Prof. Dr. Zeynel Dinler’in yazısından aldığım bölümlerde serbest piyasa ekonomisi anlatılmış. Bilenlerimiz çoktur ama bildiğini sananların da sayısını küçümsememek lazım.
“Daha az devlet, daha çok özel girişim” şeklinde formüle edilen yeni liberalist görüş olarak tanımlıyor Zeynel Bey. Yazılarından pek de serbest piyasa ekonomisini desteklemediğini anlasam da devamındaki önemli satırları sıralıyorum:
– Devlet, üretici ya da tüketiciyi korumak amacıyla, piyasa fiyatlarına hiçbir müdahalede bulunmamalıdır.
– Piyasaya yasal müdahale edilmeyerek, uluslararası ticaretin önündeki engellerin kaldırılması öngörülür.
– Tüm gümrük sınırlamaları ve her türlü ithalat – ihracat engeli kaldırılmalıdır.
– Devlet elindeki tüm işletmeleri, kar amacına yönelik faaliyette bulunduğu için, en verimli şekilde çalıştıracak olan özel sektöre devretmelidir.
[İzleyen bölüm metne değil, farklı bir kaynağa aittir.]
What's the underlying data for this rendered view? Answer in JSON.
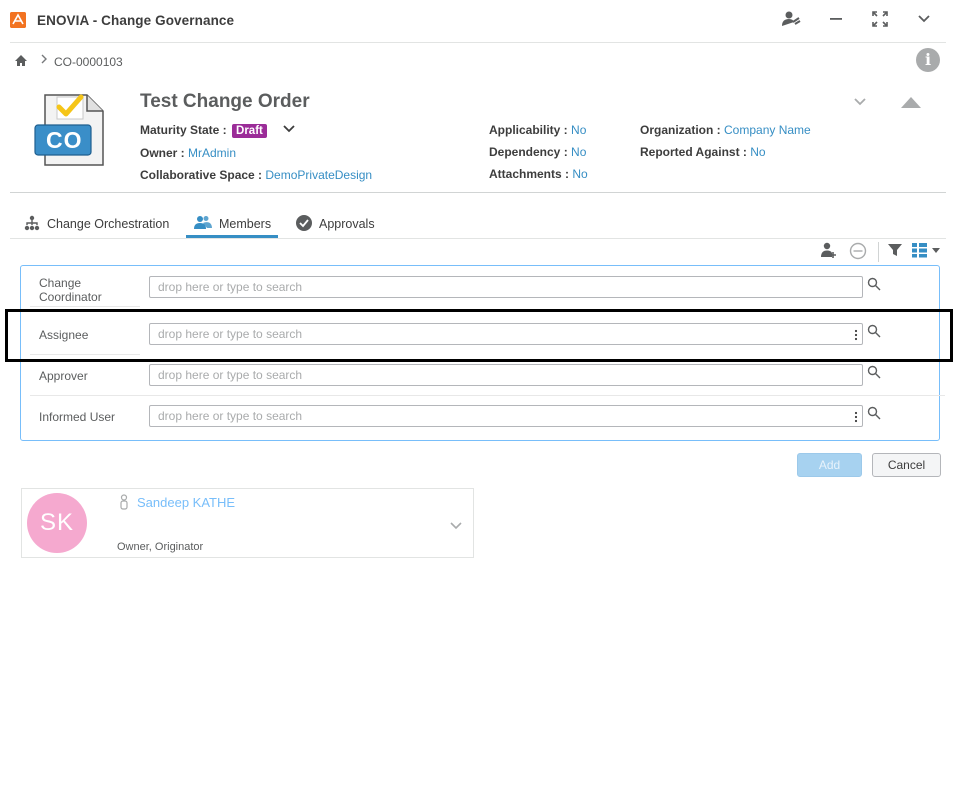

– Devlet, sıkı para politikasıyla, para arzının mal ve hizmet arzından daha hızlı artmasını ve böylece fiyatların yükselmesini önlemelidir. Onlara göre devlet, sosyal faaliyetlerini de kısmak pahasına harcamalarını azaltmak ve dolayısıyla kemerleri sıkmak zorundadır. Bunun için devletin, ekonomiye her türlü müdahalesi azaltılmalıdır.
“Kısacası, ülkemizde 1980’lerden itibaren uygulanmasına çalışılan ve serbest piyasa ekonomisi ya da kısaca piyasa ekonomisi görüşü şeklinde lanse edilen, parasalcı görüşün esaslarının ne olduğunu açıklamaya çalıştık” diyerek sözlerini bitiriyor bu çok sevilen hocamız.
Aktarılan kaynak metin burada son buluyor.